Wednesday, January 26, 2011

The Spending People Want To Cut

A couple of polls are out, one from Gallup asking people which parts of government they want to cut and one from CNN asking specifically whether people prefer to cut a given program for deficit reduction or not. I prefer the latter, both because it asks more different categories and because I think it presents both sides of the debate better (and yes, that ends up with a higher average "let's cut it" percent, which is contra my interests in the matter). So, what do Americans want to cut? And what do they want to save?

The programs Americans do not want to cut significantly to reduce the deficit are infrastructure spending (39%/61%), unemployment insurance (38%/61%), Medicaid (29%/70%), education programs (25%/75%), Social Security (21%/78%), Medicare (18%/81%), and veterans' benefits (14%/85). What do Americans think it's okay to cut to shrink the deficit? Defense spending (50%/49%), "welfare programs in general" (56%/44%), pensions for government workers (61%/39%), and foreign aid (81%/18%).

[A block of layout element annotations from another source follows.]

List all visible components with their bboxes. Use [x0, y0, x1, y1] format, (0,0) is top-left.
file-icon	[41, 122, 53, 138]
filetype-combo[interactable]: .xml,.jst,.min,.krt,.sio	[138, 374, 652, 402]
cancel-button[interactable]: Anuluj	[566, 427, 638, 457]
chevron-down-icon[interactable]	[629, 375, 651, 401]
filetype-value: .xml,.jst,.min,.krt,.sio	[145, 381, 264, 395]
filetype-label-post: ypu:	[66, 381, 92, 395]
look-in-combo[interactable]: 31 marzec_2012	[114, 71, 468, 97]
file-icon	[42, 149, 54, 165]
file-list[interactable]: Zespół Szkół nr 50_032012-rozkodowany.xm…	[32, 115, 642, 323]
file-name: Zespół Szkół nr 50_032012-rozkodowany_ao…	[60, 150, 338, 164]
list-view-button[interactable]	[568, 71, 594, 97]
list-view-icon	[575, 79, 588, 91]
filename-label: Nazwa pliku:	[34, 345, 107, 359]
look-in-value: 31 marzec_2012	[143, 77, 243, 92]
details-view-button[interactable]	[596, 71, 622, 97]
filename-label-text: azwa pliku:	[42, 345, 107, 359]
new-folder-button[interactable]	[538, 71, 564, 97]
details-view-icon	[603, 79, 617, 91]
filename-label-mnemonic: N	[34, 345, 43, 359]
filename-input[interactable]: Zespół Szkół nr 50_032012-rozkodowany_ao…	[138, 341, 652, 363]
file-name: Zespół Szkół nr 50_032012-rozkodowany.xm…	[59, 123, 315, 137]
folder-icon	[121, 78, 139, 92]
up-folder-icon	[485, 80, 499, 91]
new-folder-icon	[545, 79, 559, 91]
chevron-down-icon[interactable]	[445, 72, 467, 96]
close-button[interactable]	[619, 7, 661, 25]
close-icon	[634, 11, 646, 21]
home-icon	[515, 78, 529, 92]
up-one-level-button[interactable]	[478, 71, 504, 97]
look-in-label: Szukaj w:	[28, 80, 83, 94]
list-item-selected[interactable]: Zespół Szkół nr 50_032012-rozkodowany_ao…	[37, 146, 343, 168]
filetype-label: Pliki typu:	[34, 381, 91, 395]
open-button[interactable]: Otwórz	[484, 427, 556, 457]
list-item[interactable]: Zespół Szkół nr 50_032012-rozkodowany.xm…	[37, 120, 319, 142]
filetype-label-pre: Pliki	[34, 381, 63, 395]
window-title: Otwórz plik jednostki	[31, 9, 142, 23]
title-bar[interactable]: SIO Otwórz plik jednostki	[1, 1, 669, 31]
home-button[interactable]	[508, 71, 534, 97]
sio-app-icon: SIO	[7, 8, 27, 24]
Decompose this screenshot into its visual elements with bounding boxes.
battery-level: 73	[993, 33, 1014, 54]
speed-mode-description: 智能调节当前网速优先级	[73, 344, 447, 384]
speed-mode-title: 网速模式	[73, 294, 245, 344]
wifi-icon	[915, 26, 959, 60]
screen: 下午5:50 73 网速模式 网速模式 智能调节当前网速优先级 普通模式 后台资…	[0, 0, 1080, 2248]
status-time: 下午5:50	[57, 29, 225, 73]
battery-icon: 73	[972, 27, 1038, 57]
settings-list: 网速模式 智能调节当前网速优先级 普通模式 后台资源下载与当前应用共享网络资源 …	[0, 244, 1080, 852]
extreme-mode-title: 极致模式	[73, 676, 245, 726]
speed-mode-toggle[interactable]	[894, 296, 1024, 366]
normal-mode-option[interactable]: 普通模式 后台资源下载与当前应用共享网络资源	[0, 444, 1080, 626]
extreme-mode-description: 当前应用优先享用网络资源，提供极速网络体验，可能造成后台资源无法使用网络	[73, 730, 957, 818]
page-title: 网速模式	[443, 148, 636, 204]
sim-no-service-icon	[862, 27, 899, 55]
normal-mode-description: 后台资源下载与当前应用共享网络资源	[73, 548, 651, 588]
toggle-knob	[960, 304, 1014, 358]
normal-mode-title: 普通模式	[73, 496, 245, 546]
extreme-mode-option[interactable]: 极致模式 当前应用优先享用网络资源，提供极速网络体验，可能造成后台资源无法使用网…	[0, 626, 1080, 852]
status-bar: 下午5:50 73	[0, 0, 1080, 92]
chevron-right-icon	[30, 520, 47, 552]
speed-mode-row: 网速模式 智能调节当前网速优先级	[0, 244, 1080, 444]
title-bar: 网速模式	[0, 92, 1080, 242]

A few observations: the things people do not want to cut include most of the left-wing stuff. It also includes the three welfare programs the government spends the vast majority of its non-military money on, so while Americans want to cut welfare in the abstract, they like the three big welfare programs we have very, very much. The public employee pensions thing is one where the public is just wrong, and I think it's the result of some populist demagoguery. And as to foreign aid, well, yeah, okay... try balancing our budget by cutting foreign aid. You can't; it's negligible. The polls that have done experiments on this are notorious: when asked what percent of our budget people think foreign aid should be, the average answer is an order of magnitude or two higher than what the figure actually is in real life. But people also think foreign aid constitutes 25% of our budget, whereas it's actually more like, uh, 0.25%.

But I also think one should take a poll like this in context, specifically the context of several polls showing that, while voters prefer "spending cuts" to "tax hikes" in the abstract, they prefer raised taxes to cuts in, say, Social Security, or Medicare. And they really, really prefer raising taxes on the rich to cutting those programs. So I'd say that if the public has a particularly intelligible, feasible preference for deficit-reduction strategy, it involves cutting defense spending and raising taxes on the rich. Sound like liberalism, much?